¼ cup SOOC Rosemary Olive Oil
½ tsp dried rosemary
½ tsp dried thyme
½ tsp dried basil
1 tsp dried oregano
1 small/medium sweet onion, diced small
6-8 cloves of garlic, minced
½ tsp SOOC Garlic Medley Sea Salt
¼ tsp ground black pepper
6oz can of tomato paste
28oz can of crushed tomato
28oz can of diced tomato
1 cup chicken broth
2 Tbsp SOOC Neapolitan Herb Balsamic
1 Tbsp fresh or jarred basil pesto
1 Tbsp brown sugar
½ tsp baking soda
Heat a large saucepan over medium heat before adding the SOOC Rosemary Olive Oil to the saucepan. Follow by adding in the dried herbs with the olive oil, allowing the herbs to ‘toast’ in the oil until fragrant, being careful not to let burn.

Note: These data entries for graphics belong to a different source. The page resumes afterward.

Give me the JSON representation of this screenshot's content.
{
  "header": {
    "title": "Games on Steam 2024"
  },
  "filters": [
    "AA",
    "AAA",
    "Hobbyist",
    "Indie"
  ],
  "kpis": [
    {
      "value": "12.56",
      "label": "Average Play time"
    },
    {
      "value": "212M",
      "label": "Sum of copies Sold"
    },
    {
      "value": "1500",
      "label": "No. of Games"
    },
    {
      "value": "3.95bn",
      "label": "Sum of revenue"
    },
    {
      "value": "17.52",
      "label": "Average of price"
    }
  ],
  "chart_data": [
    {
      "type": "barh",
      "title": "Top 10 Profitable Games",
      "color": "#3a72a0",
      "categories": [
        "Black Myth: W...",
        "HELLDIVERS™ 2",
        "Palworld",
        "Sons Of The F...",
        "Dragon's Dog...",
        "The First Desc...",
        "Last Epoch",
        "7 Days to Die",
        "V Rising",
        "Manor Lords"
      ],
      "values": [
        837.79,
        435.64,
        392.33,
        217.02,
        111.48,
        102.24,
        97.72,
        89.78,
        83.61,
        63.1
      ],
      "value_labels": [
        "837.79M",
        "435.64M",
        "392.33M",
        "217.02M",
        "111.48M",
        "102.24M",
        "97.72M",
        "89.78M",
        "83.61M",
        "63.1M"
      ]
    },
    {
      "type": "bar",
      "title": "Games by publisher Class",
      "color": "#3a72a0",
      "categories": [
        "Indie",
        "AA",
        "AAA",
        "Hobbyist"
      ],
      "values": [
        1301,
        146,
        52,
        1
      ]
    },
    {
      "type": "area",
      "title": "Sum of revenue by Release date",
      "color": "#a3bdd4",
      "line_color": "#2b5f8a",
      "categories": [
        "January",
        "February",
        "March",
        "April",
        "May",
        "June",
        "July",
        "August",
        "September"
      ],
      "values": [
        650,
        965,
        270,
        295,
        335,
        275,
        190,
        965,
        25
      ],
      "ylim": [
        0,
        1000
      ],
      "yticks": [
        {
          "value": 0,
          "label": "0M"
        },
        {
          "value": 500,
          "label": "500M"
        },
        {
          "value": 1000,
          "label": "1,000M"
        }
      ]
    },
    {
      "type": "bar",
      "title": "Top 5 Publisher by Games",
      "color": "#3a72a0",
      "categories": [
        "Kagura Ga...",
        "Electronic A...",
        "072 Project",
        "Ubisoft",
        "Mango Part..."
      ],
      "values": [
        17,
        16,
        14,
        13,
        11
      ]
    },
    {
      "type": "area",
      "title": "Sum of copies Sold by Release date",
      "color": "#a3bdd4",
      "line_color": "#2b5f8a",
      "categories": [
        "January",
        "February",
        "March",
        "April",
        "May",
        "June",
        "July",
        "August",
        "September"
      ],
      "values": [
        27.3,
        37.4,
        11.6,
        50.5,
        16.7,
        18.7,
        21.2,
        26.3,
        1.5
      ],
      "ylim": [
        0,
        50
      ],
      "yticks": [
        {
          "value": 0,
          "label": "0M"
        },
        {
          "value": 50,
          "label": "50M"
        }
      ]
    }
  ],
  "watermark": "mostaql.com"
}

Add the diced onion to the saucepan, cooking 2-3 minutes or until the onion has become translucent. Season with SOOC Garlic Medley Sea Salt and ground black pepper. Add in minced garlic, stirring until fragrant (about 1 minute).
Add in the tomato paste, and stir until combined. Cook about 2-3 minutes, until the tomato paste has turned a deeper red. Then add in both the crushed and diced tomatoes, and the chicken broth. Stir to combine and bring to a slow simmer.
Once your sauce is simmering, stir in the basil pesto and SOOC Neapolitan Herb Balsamic. Cover and let simmer for 20 minutes over medium-low heat, stirring occasionally.
Stir in the brown sugar and baking soda. Simmer sauce uncovered for 10 more minutes before serving. Enjoy!